# 1987 300ZX Question about back end going up and down when shifting



## computaguy102 (May 18, 2004)

I just bought a 1987 300ZX, 112,000 miles, automatic, awesome condition. I have a couple questions. When I shift the back end will go up or down, like from neutral to drive, it will go down (or up I'm not really sure). And likewise when shifting in reverse. Is this normal? Does this have anything to do with something called "Jump Up" under the steering column?

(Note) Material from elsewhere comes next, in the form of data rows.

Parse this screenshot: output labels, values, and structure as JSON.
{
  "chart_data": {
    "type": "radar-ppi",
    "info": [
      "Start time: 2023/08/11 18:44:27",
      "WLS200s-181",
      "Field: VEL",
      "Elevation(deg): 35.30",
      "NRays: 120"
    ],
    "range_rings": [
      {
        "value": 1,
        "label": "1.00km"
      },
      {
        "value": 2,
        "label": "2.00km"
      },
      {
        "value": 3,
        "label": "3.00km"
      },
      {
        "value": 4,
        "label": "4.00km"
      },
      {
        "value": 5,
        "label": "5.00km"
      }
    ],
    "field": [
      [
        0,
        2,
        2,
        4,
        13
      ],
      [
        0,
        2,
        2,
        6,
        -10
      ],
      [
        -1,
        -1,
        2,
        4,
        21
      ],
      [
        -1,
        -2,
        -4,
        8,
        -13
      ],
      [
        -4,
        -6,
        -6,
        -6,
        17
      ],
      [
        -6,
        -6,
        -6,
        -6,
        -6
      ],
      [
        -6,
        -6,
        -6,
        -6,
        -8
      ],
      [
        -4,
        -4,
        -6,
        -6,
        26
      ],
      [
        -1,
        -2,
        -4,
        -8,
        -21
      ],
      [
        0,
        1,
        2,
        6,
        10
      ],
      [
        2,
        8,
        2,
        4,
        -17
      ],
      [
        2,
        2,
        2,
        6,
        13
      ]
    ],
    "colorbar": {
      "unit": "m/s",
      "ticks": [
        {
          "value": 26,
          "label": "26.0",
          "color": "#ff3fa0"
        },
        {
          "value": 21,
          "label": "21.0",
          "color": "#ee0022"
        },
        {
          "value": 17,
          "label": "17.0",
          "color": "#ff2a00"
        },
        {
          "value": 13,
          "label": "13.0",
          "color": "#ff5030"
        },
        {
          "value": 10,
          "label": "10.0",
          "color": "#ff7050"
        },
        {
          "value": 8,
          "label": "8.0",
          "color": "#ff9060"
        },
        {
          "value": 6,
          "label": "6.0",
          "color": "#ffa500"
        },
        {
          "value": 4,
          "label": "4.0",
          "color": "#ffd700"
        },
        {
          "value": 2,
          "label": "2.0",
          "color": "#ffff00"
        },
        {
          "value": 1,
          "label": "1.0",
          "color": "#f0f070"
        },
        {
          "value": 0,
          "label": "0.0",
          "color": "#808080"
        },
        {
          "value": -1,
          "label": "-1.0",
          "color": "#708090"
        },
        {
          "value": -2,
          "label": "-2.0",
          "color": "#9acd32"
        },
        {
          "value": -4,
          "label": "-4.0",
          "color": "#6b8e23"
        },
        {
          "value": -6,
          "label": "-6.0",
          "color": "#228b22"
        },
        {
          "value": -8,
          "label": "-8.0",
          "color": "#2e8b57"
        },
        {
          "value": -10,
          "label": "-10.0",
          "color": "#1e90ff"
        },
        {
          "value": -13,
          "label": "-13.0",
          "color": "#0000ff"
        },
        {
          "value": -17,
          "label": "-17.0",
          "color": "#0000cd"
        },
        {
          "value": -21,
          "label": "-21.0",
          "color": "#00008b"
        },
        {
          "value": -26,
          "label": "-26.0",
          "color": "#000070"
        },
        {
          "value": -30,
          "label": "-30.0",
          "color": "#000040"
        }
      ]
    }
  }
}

Thanks alot, I'm sure I'll have many more questions to come...
Chris


----------



## Zen31ZR (Mar 24, 2004)

computaguy102 said:


> I just bought a 1987 300ZX, 112,000 miles, automatic, awesome condition. I have a couple questions. When I shift the back end will go up or down, like from neutral to drive, it will go down (or up I'm not really sure). And likewise when shifting in reverse. Is this normal? Does this have anything to do with something called "Jump Up" under the steering column?
> 
> Thanks alot, I'm sure I'll have many more questions to come...
> Chris



Probably just weak springs in the rear. Most older automatic cars tend to "settle" like that when they are put into gear , something to do with the rear wheels loading up , but that is something I've seen more in solid axle cars , not cars with an IRS like the Z has. When the tires load up , they push forward and it's acts as a lever on the rear suspension to kinda pull the rear end of the car down so it squats. Something is probably loose back there , or just the weak springs like I said before. Might also want to check the rear diff brace , the one in back of the diff , the rubber can break loose after a while. New ones can be had for not much money.


----------